Por fim, Harty, Liang e seus colegas esperam encontrar o maior número possível de vulnerabilidades virais, ajudando a informar medicamentos que podem ser um componente de um coquetel terapêutico, cada um direcionado a diferentes estágios da infecção, desde a entrada até a saída do vírus.

“Tudo isso se une ao nosso objetivo geral de entender as interações vírus-hospedeiro e, ao entendê-las, trabalhar para intervir para retardar ou interromper a infecção”, diz Harty.

Ronald N. Harty é professor de patobiologia e microbiologia na Escola de Medicina Veterinária da Universidade da Pensilvânia.
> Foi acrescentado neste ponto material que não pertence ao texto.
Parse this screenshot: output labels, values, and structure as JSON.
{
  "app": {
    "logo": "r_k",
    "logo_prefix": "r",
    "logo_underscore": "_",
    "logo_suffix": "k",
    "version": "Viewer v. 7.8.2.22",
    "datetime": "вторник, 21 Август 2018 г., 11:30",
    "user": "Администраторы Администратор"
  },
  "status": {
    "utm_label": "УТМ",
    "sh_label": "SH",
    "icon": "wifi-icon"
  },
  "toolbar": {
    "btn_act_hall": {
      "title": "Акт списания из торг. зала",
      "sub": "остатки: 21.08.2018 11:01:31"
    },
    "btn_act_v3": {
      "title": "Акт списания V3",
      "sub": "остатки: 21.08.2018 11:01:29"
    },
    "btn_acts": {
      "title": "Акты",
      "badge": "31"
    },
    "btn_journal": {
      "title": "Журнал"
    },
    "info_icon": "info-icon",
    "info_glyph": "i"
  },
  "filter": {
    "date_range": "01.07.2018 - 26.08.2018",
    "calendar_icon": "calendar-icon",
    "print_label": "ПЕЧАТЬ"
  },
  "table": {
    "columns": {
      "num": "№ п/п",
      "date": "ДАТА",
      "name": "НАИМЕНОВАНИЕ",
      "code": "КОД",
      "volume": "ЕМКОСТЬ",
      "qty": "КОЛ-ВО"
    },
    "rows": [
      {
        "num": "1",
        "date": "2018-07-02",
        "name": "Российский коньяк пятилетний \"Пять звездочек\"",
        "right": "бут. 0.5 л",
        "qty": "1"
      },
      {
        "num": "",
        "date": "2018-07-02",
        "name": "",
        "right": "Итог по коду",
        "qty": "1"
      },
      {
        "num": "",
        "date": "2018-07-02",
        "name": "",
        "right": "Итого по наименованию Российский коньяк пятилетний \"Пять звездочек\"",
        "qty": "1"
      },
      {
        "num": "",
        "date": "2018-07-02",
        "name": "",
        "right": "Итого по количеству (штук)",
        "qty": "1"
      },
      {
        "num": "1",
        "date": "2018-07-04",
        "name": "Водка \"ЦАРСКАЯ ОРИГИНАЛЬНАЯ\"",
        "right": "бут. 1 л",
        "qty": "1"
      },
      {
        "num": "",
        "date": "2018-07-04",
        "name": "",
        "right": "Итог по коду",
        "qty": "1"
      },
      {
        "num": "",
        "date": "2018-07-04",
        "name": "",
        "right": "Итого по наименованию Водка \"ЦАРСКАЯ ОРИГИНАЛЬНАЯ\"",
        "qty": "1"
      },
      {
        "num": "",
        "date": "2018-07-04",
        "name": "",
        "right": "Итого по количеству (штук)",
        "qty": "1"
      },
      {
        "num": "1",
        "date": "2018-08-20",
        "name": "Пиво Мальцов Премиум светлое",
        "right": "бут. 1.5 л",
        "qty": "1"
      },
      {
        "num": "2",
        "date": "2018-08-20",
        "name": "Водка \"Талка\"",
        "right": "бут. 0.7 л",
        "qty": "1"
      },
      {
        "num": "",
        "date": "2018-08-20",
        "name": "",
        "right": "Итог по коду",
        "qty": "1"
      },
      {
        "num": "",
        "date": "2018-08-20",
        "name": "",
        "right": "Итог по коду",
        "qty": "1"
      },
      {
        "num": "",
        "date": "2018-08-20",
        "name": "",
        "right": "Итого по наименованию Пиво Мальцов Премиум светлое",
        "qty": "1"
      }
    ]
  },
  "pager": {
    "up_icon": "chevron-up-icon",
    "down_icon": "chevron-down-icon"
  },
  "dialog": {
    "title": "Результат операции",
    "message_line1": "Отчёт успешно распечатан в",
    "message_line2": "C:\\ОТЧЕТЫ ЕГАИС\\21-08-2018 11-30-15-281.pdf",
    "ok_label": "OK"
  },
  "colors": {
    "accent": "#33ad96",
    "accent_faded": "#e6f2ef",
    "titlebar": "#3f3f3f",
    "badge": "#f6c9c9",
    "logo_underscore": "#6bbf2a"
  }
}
Jingjing Liang é pós-doutorando na Penn’s School of Veterinary Medicine.

Os coautores de Harty e Liang foram Marija A. Djurkovic e Olena Shtanko, do Texas Biomedical Research Institute. Liang foi o principal autor do estudo e Harty foi o autor correspondente.

O trabalho foi apoiado em parte pelos Institutos Nacionais de Saúde (concede AI138052, AI139392, AI153815 e EY031465 para Harty e AI154336 e AI151717 para Shtanko).